事実、そのように絶滅してしまって今ではもう手に入らない素材の持ち主というのは沢山いる。
そういうもののひとつに、香木亀を入れるつもりはなかった。
まぁ、それでもどうしても必要ならそうせざるを得ない場合もあるだろうが、この香木亀については、多少の苦労はあるにしても、殺さずにその背中の香木を取ることが出来るのだ。
無理に倒してしまう必要は、ない。
そんな考えを述べたゲオルグに、カティアは優しく笑って、
「……そうですか。ゲオルグらしいですね」
と言ったのだった。
それから、
「ではゲオルグ。これからあの背中に昇るということでいいでしょうか?」
「あぁ。カティアはもしものときのために下で見張っててくれ。まぁ、こいつが暴れ出したら距離を取ってくれていいぞ。俺もさっさと降りて逃げる」
「助ける必要はないと?」
少し不機嫌そうに言ったカティアにゲオルグは苦笑して、
「別にカティアを信じてないとか実力がないとか言ってるわけじゃない。こいつを傷つけて殺してしまうのが嫌なんだよ」
「……そうでしたか。ではゲオルグ。慎重にお願いします」
「もちろんだぜ。じゃ、行ってくる」
そう言ってゲオルグは、香木亀の側面から、できるだけ気配を消して上り始めた。
急げば飛び乗ることも出来るのだが、この亀はこの巨体の割に繊細で、大きな振動を感じるとすぐに湖に戻ってしまうことをゲオルグは知っていた。

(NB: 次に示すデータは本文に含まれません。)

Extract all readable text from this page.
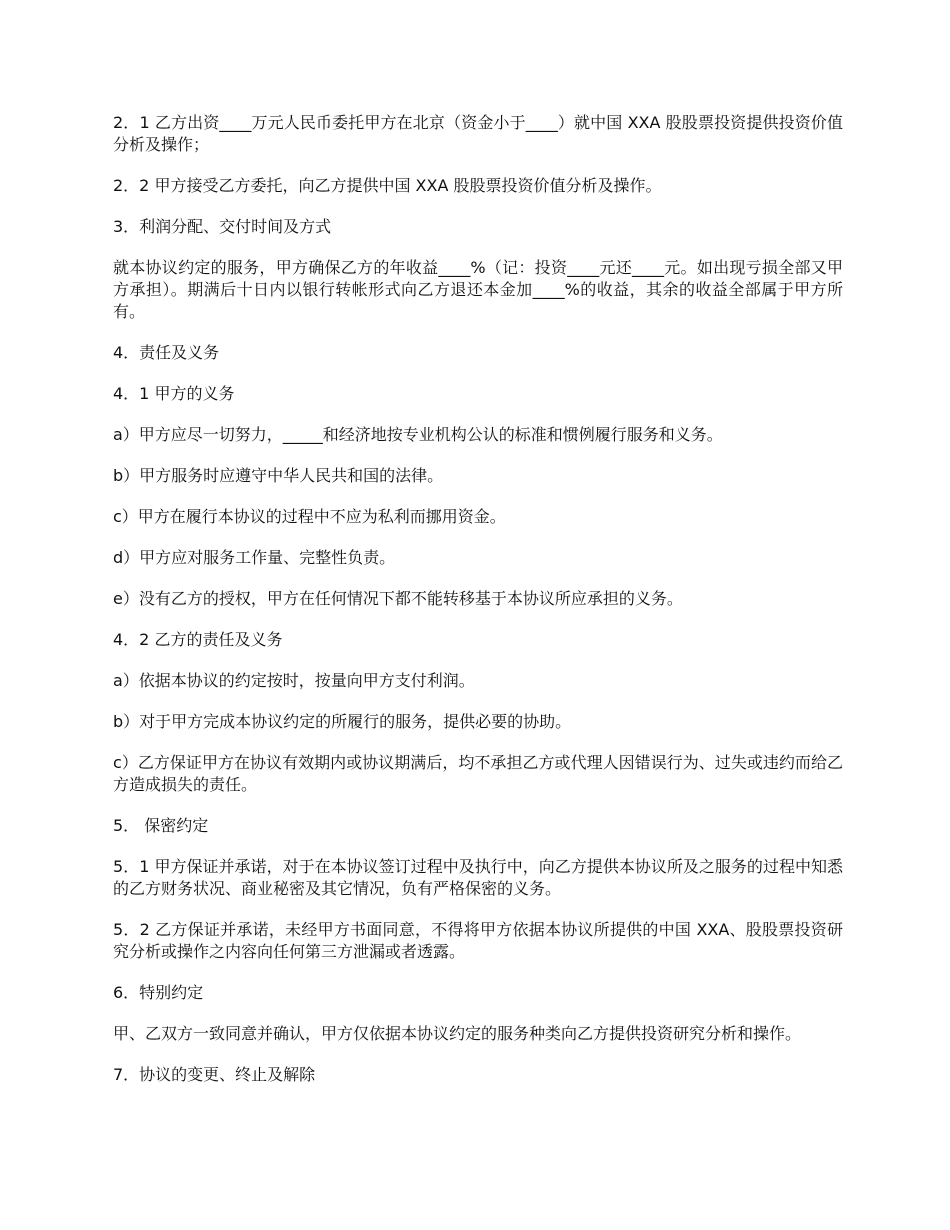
2．1 乙方出资____万元人民币委托甲方在北京（资金小于____）就中国 XXA 股股票投资提供投资价值分析及操作；

2．2 甲方接受乙方委托，向乙方提供中国 XXA 股股票投资价值分析及操作。

3．利润分配、交付时间及方式

就本协议约定的服务，甲方确保乙方的年收益____%（记：投资____元还____元。如出现亏损全部又甲方承担）。期满后十日内以银行转帐形式向乙方退还本金加____%的收益，其余的收益全部属于甲方所有。

4．责任及义务

4．1 甲方的义务

a）甲方应尽一切努力，_____和经济地按专业机构公认的标准和惯例履行服务和义务。

b）甲方服务时应遵守中华人民共和国的法律。

c）甲方在履行本协议的过程中不应为私利而挪用资金。

d）甲方应对服务工作量、完整性负责。

e）没有乙方的授权，甲方在任何情况下都不能转移基于本协议所应承担的义务。

4．2 乙方的责任及义务

a）依据本协议的约定按时，按量向甲方支付利润。

b）对于甲方完成本协议约定的所履行的服务，提供必要的协助。

c）乙方保证甲方在协议有效期内或协议期满后，均不承担乙方或代理人因错误行为、过失或违约而给乙方造成损失的责任。

5． 保密约定

5．1 甲方保证并承诺，对于在本协议签订过程中及执行中，向乙方提供本协议所及之服务的过程中知悉的乙方财务状况、商业秘密及其它情况，负有严格保密的义务。

5．2 乙方保证并承诺，未经甲方书面同意，不得将甲方依据本协议所提供的中国 XXA、股股票投资研究分析或操作之内容向任何第三方泄漏或者透露。

6．特别约定

甲、乙双方一致同意并确认，甲方仅依据本协议约定的服务种类向乙方提供投资研究分析和操作。

7．协议的变更、终止及解除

以前、急いでいるときにそれをした結果、一緒に湖の底に沈みかけたことが何度かあるのだ。
それ以来、最適な上り方を研究して、結果、側面から甲羅のとっかかり……巨大なフジツボのような貝を足場やとっかかりとしつつ、静かに昇っていくのが一番だと分かった。
こういう木登りとか崖上りは、かつて自らの師匠に何度となくやらされたため、熊のような巨体を持っているくせに、それこそ熊が木登りをするようにすいすいと昇っていけるゲオルグ。
すぐに背中の頂上まで辿り着き、香木部分までやってくることが出来た。
樹木の一部が樹枝に包まれて黒ずんでいて、その部分がゲオルグの目的である香木である。
魔甲伽羅と呼ばれ、売れば数グラムで白金貨何枚にもなるような高価な素材だ。
しかし、決して何十センチも切り取ることはなく、腰から引きだした切れ味の良い短剣で、数センチ分切り取るだけでゲオルグは満足する。
あくまで、今回使用する分と、依頼で納品する分だけをとったのだ。
あまり沢山取ってしまうと、やはり今後の資源という意味でも問題だし、ここに巨大な香木亀がいることに気づかれてしまうかもしれない。
そうさせないために、あえての少量確保だった。
他の二つの依頼はともかく、香木亀の香木採取の依頼の期限はかなり長めにとってあったから、あくまでもギリギリに納めて、確保するのが大変でしたよ、という体でいくつもりでもある。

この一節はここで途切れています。